Inglaterra y Noruega: duelo decisivo en el Mundial 2026
Miami, Florida, será un horno. Y en medio de ese calor pegajoso, Inglaterra y Noruega se juegan mucho más que un billete a semifinales del Mundial 2026.
Una potencia histórica frente a un invitado inesperado que se ha cansado de derribar gigantes. Los nórdicos llegan como el gran tapado del torneo: fuera desde 1998, sin victorias en eliminatorias hasta este año… y ahora, tras tumbar a Brasil, convertidos en la historia más improbable del campeonato. Inglaterra, mientras tanto, persigue su cuarta semifinal mundialista y huir de un dato incómodo: siete eliminaciones previas en cuartos.
En Miami no se discute solo quién pasa. Se discute jerarquía, legado… y quién manda hoy en el planeta gol.
Haaland vs Kane: duelo por la Bota de Oro y por el trono
Por primera vez en este Mundial, dos de los grandes candidatos a la Bota de Oro se miran a los ojos sobre el mismo césped. Erling Haaland contra Harry Kane. Presente brutal contra constancia de élite.
Ståle Solbakken ya privó al torneo de este tipo de duelo en la fase de grupos: pese a que Haaland marcó dos goles en cada una de las victorias iniciales ante Iraq y Senegal, lo dejó en el banquillo frente a Kylian Mbappé y Francia, con la clasificación ya asegurada. El delantero del Manchester City respondió a ese descanso obligado a su manera: decidió las eliminatorias.
Gol de la victoria ante Costa de Marfil en octavos. Dobletes ante Brasil en cuartos para un 2-1 histórico. Siete tantos en cuatro apariciones en este Mundial, 14 partidos consecutivos marcando con Noruega, 27 goles en esa racha y un total de 62 dianas en 54 internacionalidades. Cifras de videojuego.

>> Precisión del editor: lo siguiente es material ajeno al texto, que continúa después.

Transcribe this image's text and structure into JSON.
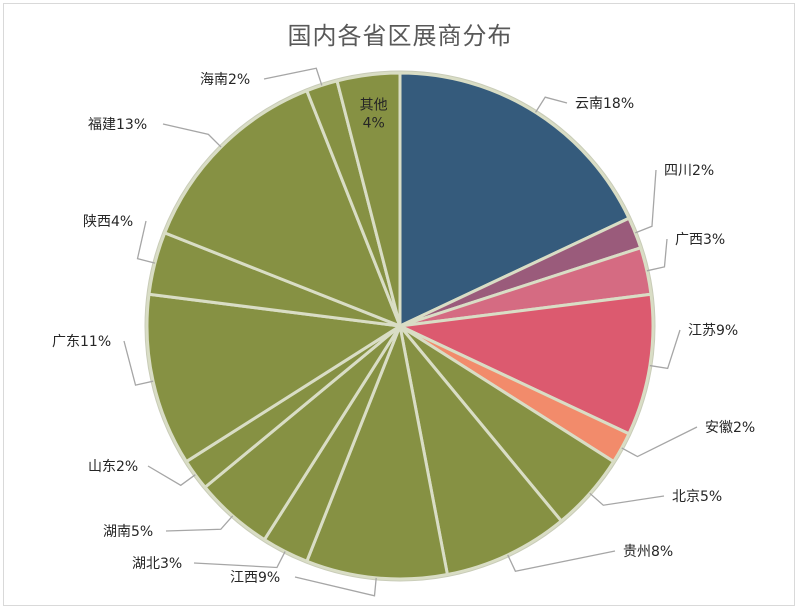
{
  "chart_data": {
    "type": "pie",
    "title": "国内各省区展商分布",
    "categories": [
      "云南",
      "四川",
      "广西",
      "江苏",
      "安徽",
      "北京",
      "贵州",
      "江西",
      "湖北",
      "湖南",
      "山东",
      "广东",
      "陕西",
      "福建",
      "海南",
      "其他"
    ],
    "values": [
      18,
      2,
      3,
      9,
      2,
      5,
      8,
      9,
      3,
      5,
      2,
      11,
      4,
      13,
      2,
      4
    ],
    "labels": [
      "云南18%",
      "四川2%",
      "广西3%",
      "江苏9%",
      "安徽2%",
      "北京5%",
      "贵州8%",
      "江西9%",
      "湖北3%",
      "湖南5%",
      "山东2%",
      "广东11%",
      "陕西4%",
      "福建13%",
      "海南2%",
      "其他\n4%"
    ],
    "colors": [
      "#355b7c",
      "#9a5b7b",
      "#d56b82",
      "#dc5a6f",
      "#f28b6b",
      "#869143",
      "#869143",
      "#869143",
      "#869143",
      "#869143",
      "#869143",
      "#869143",
      "#869143",
      "#869143",
      "#869143",
      "#869143"
    ],
    "slice_border_color": "#d9ddc5",
    "legend": "none",
    "start": "12 o'clock",
    "direction": "clockwise"
  }
}
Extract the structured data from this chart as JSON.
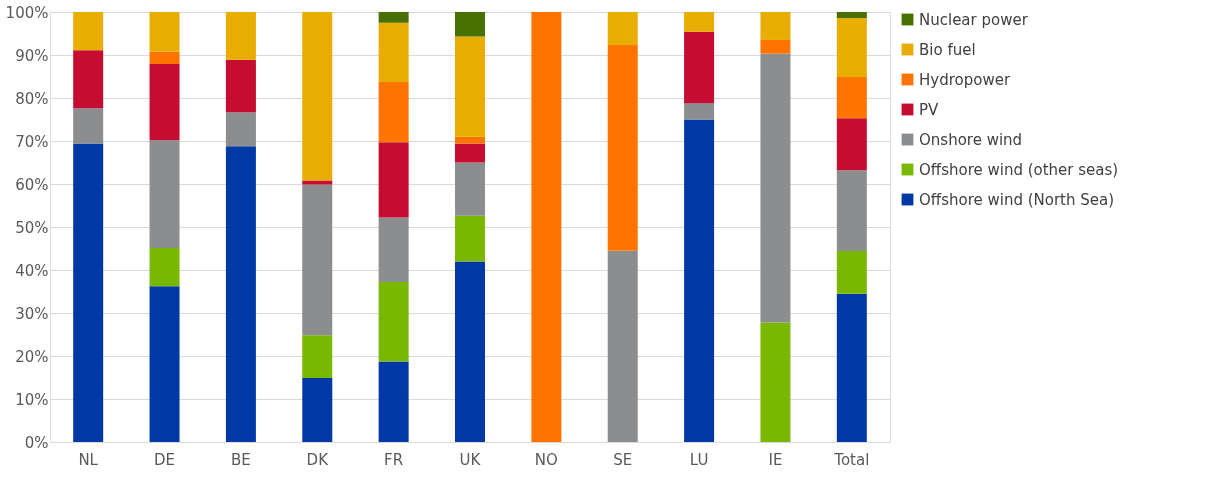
{
  "chart_data": {
    "type": "bar",
    "stacked": true,
    "categories": [
      "NL",
      "DE",
      "BE",
      "DK",
      "FR",
      "UK",
      "NO",
      "SE",
      "LU",
      "IE",
      "Total"
    ],
    "series": [
      {
        "name": "Offshore wind (North Sea)",
        "color": "#0039a6",
        "values": [
          69.4,
          36.2,
          68.8,
          14.9,
          18.7,
          42.0,
          0,
          0,
          75.0,
          0,
          34.5
        ]
      },
      {
        "name": "Offshore wind (other seas)",
        "color": "#7ab800",
        "values": [
          0,
          8.9,
          0,
          9.9,
          18.5,
          10.6,
          0,
          0,
          0,
          27.8,
          9.9
        ]
      },
      {
        "name": "Onshore wind",
        "color": "#8c8d8f",
        "values": [
          8.2,
          25.1,
          7.9,
          35.1,
          15.0,
          12.4,
          0,
          44.5,
          3.8,
          62.5,
          18.8
        ]
      },
      {
        "name": "PV",
        "color": "#c60c30",
        "values": [
          13.5,
          17.7,
          12.2,
          0.9,
          17.5,
          4.4,
          0,
          0,
          16.6,
          0,
          12.1
        ]
      },
      {
        "name": "Hydropower",
        "color": "#ff7300",
        "values": [
          0,
          2.9,
          0,
          0,
          14.0,
          1.6,
          100,
          47.8,
          0,
          3.2,
          9.6
        ]
      },
      {
        "name": "Bio fuel",
        "color": "#e8ad00",
        "values": [
          8.9,
          9.2,
          11.1,
          39.2,
          13.8,
          23.3,
          0,
          7.7,
          4.6,
          6.5,
          13.7
        ]
      },
      {
        "name": "Nuclear power",
        "color": "#477000",
        "values": [
          0,
          0,
          0,
          0,
          2.5,
          5.7,
          0,
          0,
          0,
          0,
          1.4
        ]
      }
    ],
    "ylim": [
      0,
      100
    ],
    "yticks": [
      {
        "value": 0,
        "label": "0%"
      },
      {
        "value": 10,
        "label": "10%"
      },
      {
        "value": 20,
        "label": "20%"
      },
      {
        "value": 30,
        "label": "30%"
      },
      {
        "value": 40,
        "label": "40%"
      },
      {
        "value": 50,
        "label": "50%"
      },
      {
        "value": 60,
        "label": "60%"
      },
      {
        "value": 70,
        "label": "70%"
      },
      {
        "value": 80,
        "label": "80%"
      },
      {
        "value": 90,
        "label": "90%"
      },
      {
        "value": 100,
        "label": "100%"
      }
    ],
    "grid": "y",
    "legend": "right"
  }
}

Con 25 años, llega a Miami a un solo gol de Mbappé y Lionel Messi en la lucha por la Bota de Oro, y uno por delante de Kane.
El capitán inglés tampoco se ha quedado corto. A sus 32 años, firmó un doblete en el estreno ante Croacia, marcó otro tanto en la victoria frente a Panamá que aseguró el primer puesto del grupo, volvió a aparecer con dos goles en la remontada agónica contra RD Congo en dieciseisavos y convirtió de penalti el tanto decisivo en el 3-2 épico ante México.
Ambos comparten biografía de goleador de élite: tres Botas de Oro de la Premier League cada uno, etapas exitosas en Alemania, y apenas dos enfrentamientos directos hasta hoy, en la temporada 2022/23. Un triunfo para cada uno y un gol por cabeza en aquellos Tottenham–Manchester City.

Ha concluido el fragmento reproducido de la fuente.